Paul Devereaux necesitó cuatro semanas para completar su estudio. Jonathan Silver lo llamó dos veces, pero él no se dejó presionar. Cuando acabó se reunió de nuevo con el jefe de Gabinete en el Ala Oeste. Llevaba una carpeta poco abultada. Como despreciaba los ordenadores, que juzgaba muy inseguros, lo memorizaba casi todo y, si tenía que tratar con alguien corto de entendederas, escribía informes muy concisos en un inglés elegante aunque anticuado.

—¿Bien? —preguntó Silver, que se vanagloriaba de lo que él llamaba un enfoque directo y una actitud de tipo duro, pero que otros calificaban de abierta grosería—. ¿Ha llegado a alguna conclusión?

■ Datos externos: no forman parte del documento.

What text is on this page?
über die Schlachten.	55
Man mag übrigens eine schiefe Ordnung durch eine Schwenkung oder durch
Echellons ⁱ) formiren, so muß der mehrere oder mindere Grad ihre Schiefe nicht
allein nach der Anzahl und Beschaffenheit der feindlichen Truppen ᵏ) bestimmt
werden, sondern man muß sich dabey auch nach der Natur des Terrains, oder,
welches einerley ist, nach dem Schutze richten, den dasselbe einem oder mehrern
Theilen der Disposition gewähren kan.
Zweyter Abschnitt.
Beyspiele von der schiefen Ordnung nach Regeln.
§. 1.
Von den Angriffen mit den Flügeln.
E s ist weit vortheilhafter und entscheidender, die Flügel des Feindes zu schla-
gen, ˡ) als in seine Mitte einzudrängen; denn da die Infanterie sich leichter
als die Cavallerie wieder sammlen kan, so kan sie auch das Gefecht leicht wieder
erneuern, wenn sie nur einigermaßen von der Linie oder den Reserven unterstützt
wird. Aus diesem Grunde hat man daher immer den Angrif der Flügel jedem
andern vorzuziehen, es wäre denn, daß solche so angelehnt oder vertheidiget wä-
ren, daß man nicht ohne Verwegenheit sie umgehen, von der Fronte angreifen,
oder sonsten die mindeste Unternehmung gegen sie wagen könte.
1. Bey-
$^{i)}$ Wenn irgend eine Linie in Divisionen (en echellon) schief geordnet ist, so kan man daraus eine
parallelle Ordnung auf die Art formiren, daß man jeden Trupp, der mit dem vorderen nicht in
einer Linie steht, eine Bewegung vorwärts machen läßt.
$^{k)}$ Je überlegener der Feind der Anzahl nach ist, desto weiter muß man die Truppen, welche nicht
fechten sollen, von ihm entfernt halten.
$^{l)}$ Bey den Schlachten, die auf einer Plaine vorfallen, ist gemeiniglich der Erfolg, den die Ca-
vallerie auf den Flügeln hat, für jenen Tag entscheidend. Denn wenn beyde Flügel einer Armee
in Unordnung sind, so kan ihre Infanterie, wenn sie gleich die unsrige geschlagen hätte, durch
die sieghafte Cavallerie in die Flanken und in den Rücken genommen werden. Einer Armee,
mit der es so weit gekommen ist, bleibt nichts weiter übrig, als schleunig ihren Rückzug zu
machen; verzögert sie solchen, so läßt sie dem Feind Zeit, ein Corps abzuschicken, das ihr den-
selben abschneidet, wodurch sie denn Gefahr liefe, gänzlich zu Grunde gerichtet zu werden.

—Así es —respondió Devereaux—. Siempre que se cumplan al pie de la letra ciertas condiciones, la industria de la cocaína puede quedar totalmente destruida.

—¿Cómo?

—Primero, lo que no se puede hacer. Los creadores en origen están fuera de alcance. Millares de pobres campesinos, los cocaleros, cultivan esa planta en miles de parcelas debajo del follaje de la selva, y algunas parcelas no alcanzan ni media hectárea. Por lo tanto, mientras exista un cártel dispuesto a comprarles su maldita pasta, seguirán produciéndola y llevándola a los compradores en Colombia.

—Por lo tanto, ¿eliminar a los campesinos queda descartado?